If You’re A Landlord, You Can Get Tax Breaks.
Every month, the management company should send you a letter in the mail that details the fees. Of course you should hold onto these letters, because if you’re a landlord, management fees are tax-deductible. In addition, repair (reserve) fund fees might be tax-deductible, as well, but it depends on a complicated set of rules.
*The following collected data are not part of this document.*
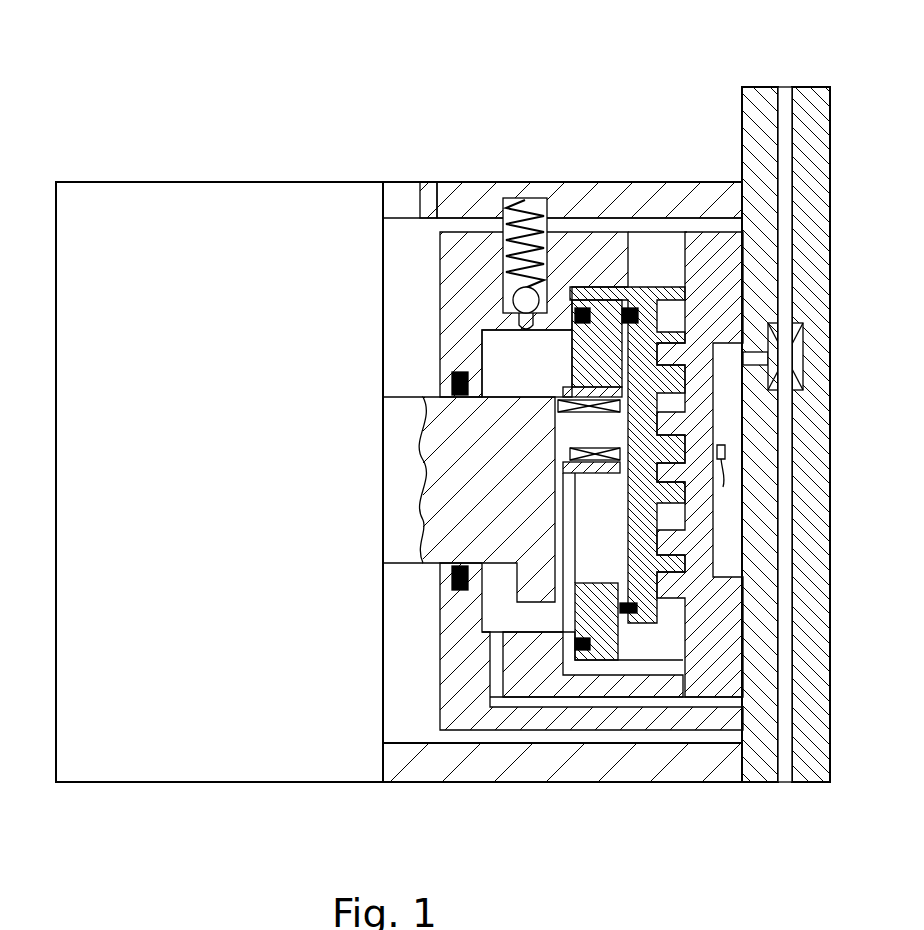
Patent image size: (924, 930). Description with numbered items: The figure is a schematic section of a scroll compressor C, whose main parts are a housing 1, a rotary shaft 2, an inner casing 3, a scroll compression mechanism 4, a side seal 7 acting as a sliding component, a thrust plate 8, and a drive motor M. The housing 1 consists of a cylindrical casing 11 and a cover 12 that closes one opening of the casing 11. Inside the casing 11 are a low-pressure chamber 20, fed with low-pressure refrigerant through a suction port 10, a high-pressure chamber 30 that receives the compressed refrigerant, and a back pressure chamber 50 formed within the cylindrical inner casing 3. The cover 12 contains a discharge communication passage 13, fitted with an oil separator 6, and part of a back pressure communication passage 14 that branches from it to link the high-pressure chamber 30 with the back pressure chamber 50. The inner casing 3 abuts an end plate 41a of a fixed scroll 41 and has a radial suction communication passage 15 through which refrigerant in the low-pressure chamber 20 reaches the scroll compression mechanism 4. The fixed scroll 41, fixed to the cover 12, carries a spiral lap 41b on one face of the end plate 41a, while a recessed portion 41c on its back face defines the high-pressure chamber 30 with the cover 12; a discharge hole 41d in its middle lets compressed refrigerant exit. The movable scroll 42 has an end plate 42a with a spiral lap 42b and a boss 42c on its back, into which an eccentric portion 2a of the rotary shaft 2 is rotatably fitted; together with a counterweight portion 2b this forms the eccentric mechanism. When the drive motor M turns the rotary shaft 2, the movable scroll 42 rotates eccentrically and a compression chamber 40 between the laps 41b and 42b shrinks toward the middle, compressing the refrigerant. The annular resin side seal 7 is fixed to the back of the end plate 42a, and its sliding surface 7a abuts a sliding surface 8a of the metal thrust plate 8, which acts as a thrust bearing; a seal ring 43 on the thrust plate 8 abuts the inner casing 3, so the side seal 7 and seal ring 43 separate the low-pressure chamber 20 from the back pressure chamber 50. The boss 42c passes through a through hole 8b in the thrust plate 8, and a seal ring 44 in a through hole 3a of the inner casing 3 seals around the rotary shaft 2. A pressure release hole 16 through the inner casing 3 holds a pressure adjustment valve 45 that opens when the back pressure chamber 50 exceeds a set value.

The housing 1 is at (802, 855).
The rotary shaft 2 is at (398, 570).
The eccentric portion 2a is at (587, 430).
The counterweight portion 2b is at (527, 577).
The inner casing 3 is at (482, 215).
The through hole 3a is at (460, 400).
The scroll compression mechanism 4 is at (728, 85).
The oil separator 6 is at (803, 352).
The side seal 7 is at (650, 290).
The sliding surface 7a is at (598, 650).
The thrust plate 8 is at (588, 310).
The sliding surface 8a is at (630, 608).
The through hole 8b is at (580, 655).
The suction port 10 is at (432, 205).
The casing 11 is at (707, 770).
The cover 12 is at (782, 768).
The discharge communication passage 13 is at (783, 103).
The back pressure communication passage 14 is at (687, 700).
The suction communication passage 15 is at (716, 221).
The pressure release hole 16 is at (522, 328).
The low-pressure chamber 20 is at (410, 250).
The high-pressure chamber 30 is at (728, 560).
The compression chamber 40 is at (726, 465).
The fixed scroll 41 is at (723, 243).
The end plate 41a is at (712, 245).
The spiral lap 41b is at (713, 430).
The recessed portion 41c is at (752, 360).
The discharge hole 41d is at (690, 480).
The movable scroll 42 is at (645, 288).
The end plate 42a is at (660, 330).
The spiral lap 42b is at (665, 525).
The boss 42c is at (570, 500).
The seal ring 43 is at (560, 690).
The seal ring 44 is at (455, 380).
The pressure adjustment valve 45 is at (515, 215).
The back pressure chamber 50 is at (500, 350).
The scroll compressor C is at (190, 163).
The drive motor M is at (213, 755).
Management Fees and Repair Fees: Conclusion
To support the management of the common areas, an apartment owner pays “management fees”. Each owner also pays into a sinking fund that will go towards maintenance, repairs, and refurbishments. These fees are “repair fund fees” or “repair reserve fund fees”. Check them carefully before buying the piece of real estate. Beware of fees that are too-good-to-be-true or too expensive (common with very old buildings). No one has a working crystal ball, but there are ways to predict future increases. What are the demographics of the building? What’s the history and predicted future of the building in terms of maintenance, repairs, and refurbishments? How much money is in the repair (reserve) fund right now? Answer these questions before buying. Then you’ll be better able to predict management and repair fees. Stay on top of your fees, which are a cost of doing business, and enjoy your passive income.